The sign test is an important tool in nonparametric statistics, offering a straightforward yet effective method for analyzing matched pairs, nominal data, or hypotheses concerning the median of a population. It transforms data points into positive or negative signs, avoiding the need for assumptions about data distribution and instead focusing on the direction of change. It is particularly valuable when data does not conform to the normal distribution requirements of many parametric tests. For instance, researchers might employ the sign test to evaluate pre- and post-treatment effects in a medical study, determining whether the treatment correlates with an improvement (positive sign) or deterioration (negative sign) in patient outcomes. The null hypothesis proposes no difference in medians between two populations, while a predominance of one sign over the other may suggest a statistically significant effect.

As the name suggests, the sign test compares data in terms of the signs of their differences.
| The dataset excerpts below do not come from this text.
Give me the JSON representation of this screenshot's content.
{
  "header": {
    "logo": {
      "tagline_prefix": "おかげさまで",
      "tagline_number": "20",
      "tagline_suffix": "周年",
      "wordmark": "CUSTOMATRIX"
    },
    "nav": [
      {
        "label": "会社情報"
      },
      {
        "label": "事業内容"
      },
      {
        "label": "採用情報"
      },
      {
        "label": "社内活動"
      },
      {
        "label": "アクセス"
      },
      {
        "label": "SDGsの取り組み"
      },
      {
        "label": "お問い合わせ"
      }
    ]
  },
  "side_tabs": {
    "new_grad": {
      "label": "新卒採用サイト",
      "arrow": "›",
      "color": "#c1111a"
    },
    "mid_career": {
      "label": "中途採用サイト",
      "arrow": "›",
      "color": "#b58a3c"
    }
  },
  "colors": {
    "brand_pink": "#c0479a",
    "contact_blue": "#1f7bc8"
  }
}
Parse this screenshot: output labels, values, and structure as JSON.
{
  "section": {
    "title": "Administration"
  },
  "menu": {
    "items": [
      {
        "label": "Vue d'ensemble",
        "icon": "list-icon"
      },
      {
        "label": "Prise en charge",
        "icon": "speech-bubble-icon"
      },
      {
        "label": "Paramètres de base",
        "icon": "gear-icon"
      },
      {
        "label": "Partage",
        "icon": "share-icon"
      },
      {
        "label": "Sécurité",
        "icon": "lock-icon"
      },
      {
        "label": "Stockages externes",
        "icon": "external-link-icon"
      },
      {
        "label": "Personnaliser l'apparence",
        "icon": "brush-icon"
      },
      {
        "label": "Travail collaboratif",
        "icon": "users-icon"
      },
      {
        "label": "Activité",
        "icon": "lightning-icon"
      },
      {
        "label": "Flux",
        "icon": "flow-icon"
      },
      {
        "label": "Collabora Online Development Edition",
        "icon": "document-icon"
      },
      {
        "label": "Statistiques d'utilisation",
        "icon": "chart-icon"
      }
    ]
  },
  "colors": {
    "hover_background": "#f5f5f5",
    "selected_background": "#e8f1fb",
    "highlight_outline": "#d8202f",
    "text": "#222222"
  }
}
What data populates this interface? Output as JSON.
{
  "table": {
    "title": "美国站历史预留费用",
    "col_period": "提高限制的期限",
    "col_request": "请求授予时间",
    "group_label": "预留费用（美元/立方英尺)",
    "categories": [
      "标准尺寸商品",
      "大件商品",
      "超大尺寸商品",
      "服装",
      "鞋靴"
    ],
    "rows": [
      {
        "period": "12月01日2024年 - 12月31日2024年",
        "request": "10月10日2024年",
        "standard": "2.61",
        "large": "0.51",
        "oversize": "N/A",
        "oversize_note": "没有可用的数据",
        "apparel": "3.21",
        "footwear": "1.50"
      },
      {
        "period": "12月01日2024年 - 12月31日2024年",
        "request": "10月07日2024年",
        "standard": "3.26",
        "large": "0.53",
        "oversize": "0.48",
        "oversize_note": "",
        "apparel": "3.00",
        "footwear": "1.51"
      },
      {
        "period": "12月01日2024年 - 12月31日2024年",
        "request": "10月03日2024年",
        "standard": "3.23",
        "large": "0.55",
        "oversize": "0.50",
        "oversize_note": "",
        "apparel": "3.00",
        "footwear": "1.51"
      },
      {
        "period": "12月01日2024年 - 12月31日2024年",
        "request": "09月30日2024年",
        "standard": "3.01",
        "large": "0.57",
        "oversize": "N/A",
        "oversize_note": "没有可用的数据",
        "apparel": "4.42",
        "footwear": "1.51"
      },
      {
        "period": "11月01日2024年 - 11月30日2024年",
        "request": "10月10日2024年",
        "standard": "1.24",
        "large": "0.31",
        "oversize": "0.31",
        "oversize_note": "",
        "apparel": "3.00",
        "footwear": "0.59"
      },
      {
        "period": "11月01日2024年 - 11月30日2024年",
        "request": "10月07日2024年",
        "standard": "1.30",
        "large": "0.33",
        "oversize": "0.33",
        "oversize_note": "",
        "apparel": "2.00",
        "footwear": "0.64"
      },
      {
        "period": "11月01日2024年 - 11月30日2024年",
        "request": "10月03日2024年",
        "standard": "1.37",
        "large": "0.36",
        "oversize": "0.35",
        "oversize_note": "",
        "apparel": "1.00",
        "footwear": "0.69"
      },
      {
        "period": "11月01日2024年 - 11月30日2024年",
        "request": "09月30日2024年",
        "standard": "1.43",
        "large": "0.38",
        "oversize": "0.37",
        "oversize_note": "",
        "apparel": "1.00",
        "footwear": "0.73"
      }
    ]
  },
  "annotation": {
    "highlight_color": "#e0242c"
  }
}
For each pair of observations, we compare their values and:

1. If the value in sample A is greater than in sample B, assign a "+" sign.
2. If the value in sample A is less than in sample B, assign a "−" sign.
3. If the values are equal, discard the pair (no sign is assigned).

With this, we can count the number of positive and negative signs and follow on with the test. In analyzing small datasets with up to 25 observations, the test statistic (x) represents the count of the less frequent sign. A z-score is computed for larger datasets, facilitating a comparison against critical values from standard statistical tables. If the test statistic is less than or equal to these critical values, the null hypothesis is rejected, indicating a significant difference. If the opposite happens, the null hypothesis cannot be dismissed, reflecting insufficient evidence of a significant effect.